The second main change, which has attracted the most media concern, is the plan to give the health secretary extensive powers to direct the strategy of NHS, to intervene and decide on local service changes (hospital closures or mergers, etc.), and to issue guidance on what collaboration means in practice. It is difficult to know what to make of this. Campaigners were previously afraid that the chief executive of NHS England would use the independence given him by the Lansley bill to privatise the hospital system, and so, they called for the restoration of the health secretary’s power of control. But the chief executive was still appointed by the health secretary, and could be removed by him, and so, far from selling out to American health companies. Stevens replaced the market model with something closer to the old system. In light of the way the government has used its Covid emergency powers to favour its friends with lucrative contracts, it is perhaps Conservative health secretaries who now present the greater danger.
But what is really most striking about the white paper is what it omits. There is no reference to the need for far more substantial funding for the NHS: while it may not have ‘fallen over’, it was forced to abandon a large part of its services, building up a list of people waiting for treatment that will take several years to clear even if additional Covid-related funding continues. There are proposals to make it clearer who is responsible for training the workforce but nothing on the need to substantially expand it. There is no reference to the need to restore the centrality of public health, other than to allude to the National Institute for Health Protection, whose structure and functions have still to be spelled out. In the midst of a national catastrophe, the white paper contains not a glimmer of original or creative thinking about the future.
What We Need Instead
We must refuse to engage on this paltry terrain. The pandemic, and the government’s abject failure to respond to it, should prompt a radical set of popular demands. Not since 1948 has there been such overwhelming public support for the NHS, or for the medical scientists and public health experts without whose knowledge and warnings even more lives would have been lost. In this context, and in recognition of how close we have come to an even greater disaster, we must reject this tinkering with the status quo.

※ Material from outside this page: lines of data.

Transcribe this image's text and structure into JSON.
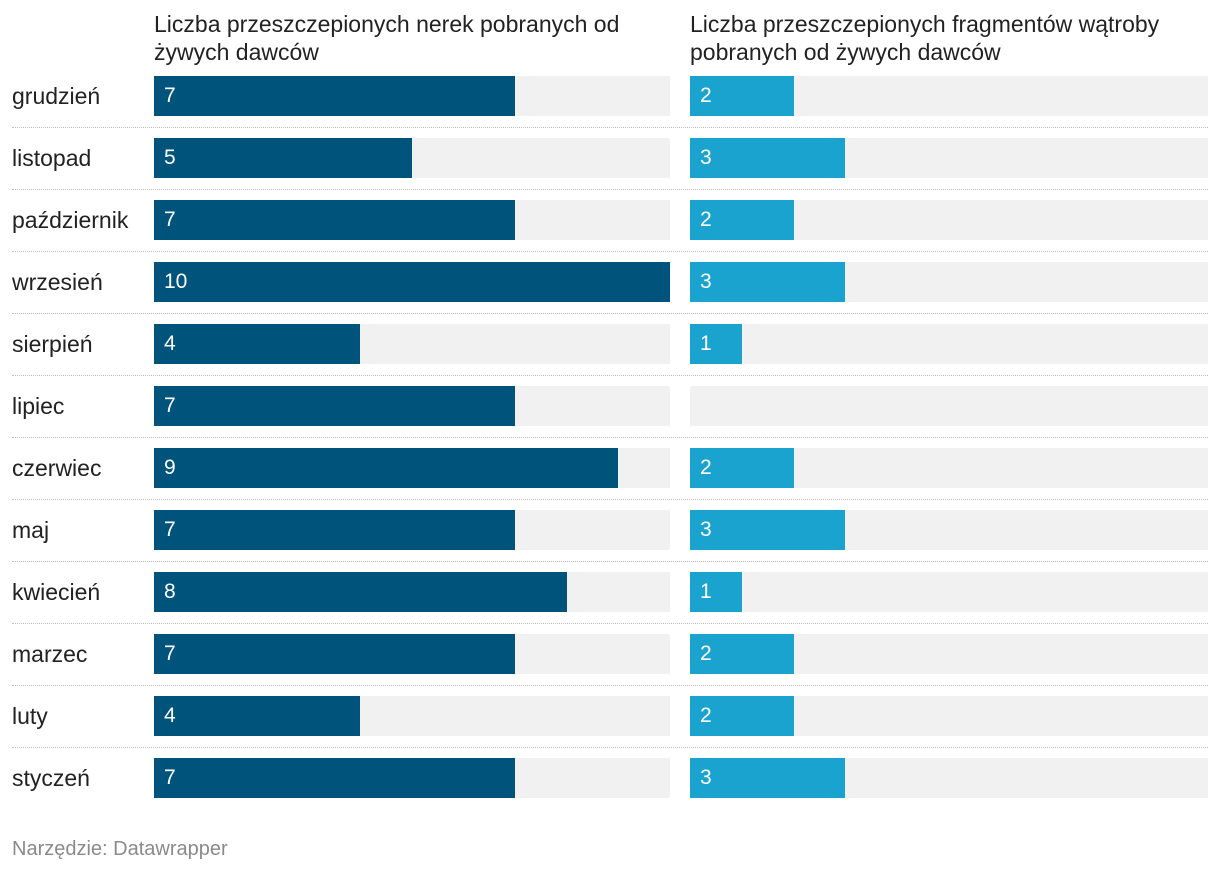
{
  "chart_data": {
    "type": "bar",
    "orientation": "horizontal",
    "categories": [
      "grudzień",
      "listopad",
      "październik",
      "wrzesień",
      "sierpień",
      "lipiec",
      "czerwiec",
      "maj",
      "kwiecień",
      "marzec",
      "luty",
      "styczeń"
    ],
    "series": [
      {
        "name": "Liczba przeszczepionych nerek pobranych od żywych dawców",
        "values": [
          7,
          5,
          7,
          10,
          4,
          7,
          9,
          7,
          8,
          7,
          4,
          7
        ],
        "max": 10,
        "color": "#00547c"
      },
      {
        "name": "Liczba przeszczepionych fragmentów wątroby pobranych od żywych dawców",
        "values": [
          2,
          3,
          2,
          3,
          1,
          null,
          2,
          3,
          1,
          2,
          2,
          3
        ],
        "max": 10,
        "color": "#1aa3cf"
      }
    ],
    "track_color": "#f1f1f1"
  },
  "footer": "Narzędzie: Datawrapper"
}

‘Integration’ has served as a useful cover for Simon Stevens’s dismantling of the Lansley competition-based model, but it is a perverse misnomer for what the white paper proposes to embody in law. True integration is incompatible with a system of in-built conflicts of interest. Decisions about service provision need to be clearly accountable both to Parliament, and locally, to the public, neither of which is the case in what is proposed. Integration of healthcare with social care is indeed also needed, but is only possible if social care also becomes a public service. And neither this, nor adequate funding for the NHS, is ‘unaffordable’, especially while real interest rates are negative. What is unaffordable is to face the next pandemic as unprotected as we were for COVID-19. •
This is a revised version of article published on the Tribune website.